Stations of the Cross VII >> The torch is passed

Luke 9:28-36

The face of Jesus, which had been mystically transfigured for us on the mountaintop, is now disfigured by us as he approaches his crucifixion.

If the legend of Veronica soothing Jesus' beaten and bleeding face hadn't survived exclusion from the Scriptural canon, we would have had to invent it. She stands in line with Simon from Cyrene, who helped carry Jesus' cross, and Joseph of Arimathia, who offered his tomb to hold his master's corpse. And we stand in line with all of them.

Veronica's tending to Jesus captures our reaction, millennia later, to the history of Christ's passion. She stood on the sidelines, helplessly watching her teacher face his death. We stand across the miles of history, knowing the outcome. Christ's passion has never been a mere piece of history, and it evokes our passion, as well. Our thoughts, words and deeds have the power today to cry out “Crucify!” or “Release him!” -- to soothe the brow of Christ and his fellow sufferers today with a cool cloth or to offer him (and them) sour wine with a ten-foot pole or pierce his side with a spear.

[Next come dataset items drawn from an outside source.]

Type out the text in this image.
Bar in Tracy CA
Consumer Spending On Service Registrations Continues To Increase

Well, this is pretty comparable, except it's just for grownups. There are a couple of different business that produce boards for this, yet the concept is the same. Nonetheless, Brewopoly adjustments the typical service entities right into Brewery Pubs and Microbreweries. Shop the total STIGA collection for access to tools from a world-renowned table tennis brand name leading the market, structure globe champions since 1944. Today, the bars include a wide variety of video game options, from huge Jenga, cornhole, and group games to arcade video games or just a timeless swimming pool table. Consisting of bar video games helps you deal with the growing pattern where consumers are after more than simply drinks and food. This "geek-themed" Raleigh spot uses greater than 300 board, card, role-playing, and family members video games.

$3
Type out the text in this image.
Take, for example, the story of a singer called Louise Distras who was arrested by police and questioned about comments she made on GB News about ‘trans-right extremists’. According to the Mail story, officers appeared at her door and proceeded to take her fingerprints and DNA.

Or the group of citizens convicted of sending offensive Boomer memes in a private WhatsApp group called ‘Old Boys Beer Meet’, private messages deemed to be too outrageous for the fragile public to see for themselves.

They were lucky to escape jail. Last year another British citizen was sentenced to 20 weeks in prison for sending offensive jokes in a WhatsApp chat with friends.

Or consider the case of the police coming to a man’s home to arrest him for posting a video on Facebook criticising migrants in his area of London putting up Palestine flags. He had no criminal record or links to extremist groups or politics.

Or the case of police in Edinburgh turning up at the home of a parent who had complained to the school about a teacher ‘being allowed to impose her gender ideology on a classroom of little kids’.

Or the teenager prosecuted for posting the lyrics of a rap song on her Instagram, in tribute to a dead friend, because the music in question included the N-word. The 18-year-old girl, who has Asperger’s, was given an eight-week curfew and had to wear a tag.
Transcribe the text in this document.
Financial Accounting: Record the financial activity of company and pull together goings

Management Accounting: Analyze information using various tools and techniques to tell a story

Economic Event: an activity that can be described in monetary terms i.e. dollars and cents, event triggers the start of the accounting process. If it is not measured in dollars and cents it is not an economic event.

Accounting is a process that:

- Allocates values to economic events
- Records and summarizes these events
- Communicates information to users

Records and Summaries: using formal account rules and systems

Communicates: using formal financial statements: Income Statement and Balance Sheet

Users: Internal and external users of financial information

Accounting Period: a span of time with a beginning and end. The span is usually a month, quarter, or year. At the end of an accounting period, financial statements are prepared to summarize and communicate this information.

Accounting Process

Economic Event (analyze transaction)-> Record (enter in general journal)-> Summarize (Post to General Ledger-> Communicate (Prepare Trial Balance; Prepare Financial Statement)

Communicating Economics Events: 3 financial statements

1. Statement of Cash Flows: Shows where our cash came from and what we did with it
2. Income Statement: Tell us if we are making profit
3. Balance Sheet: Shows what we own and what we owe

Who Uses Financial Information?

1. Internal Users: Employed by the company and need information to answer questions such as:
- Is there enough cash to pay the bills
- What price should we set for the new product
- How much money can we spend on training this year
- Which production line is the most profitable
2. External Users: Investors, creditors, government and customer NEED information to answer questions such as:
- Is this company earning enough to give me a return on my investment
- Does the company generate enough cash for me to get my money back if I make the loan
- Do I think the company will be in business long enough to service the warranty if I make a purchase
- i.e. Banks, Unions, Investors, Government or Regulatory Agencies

Veronica tends not to the cross or tomb, the necessary implements of the story, but to Christ's face – to his very humanity. She reflects Christ's transfigured radiance onto Jesus' battered face. The torch has been passed. Jesus has given his all; his death as certain as his resurrection. It's up to Veronica – and Simon and Joseph, Mary and the beloved disciple, Peter and Andrew and Paul, and you and me – to bear his transfigured face into the world he loves.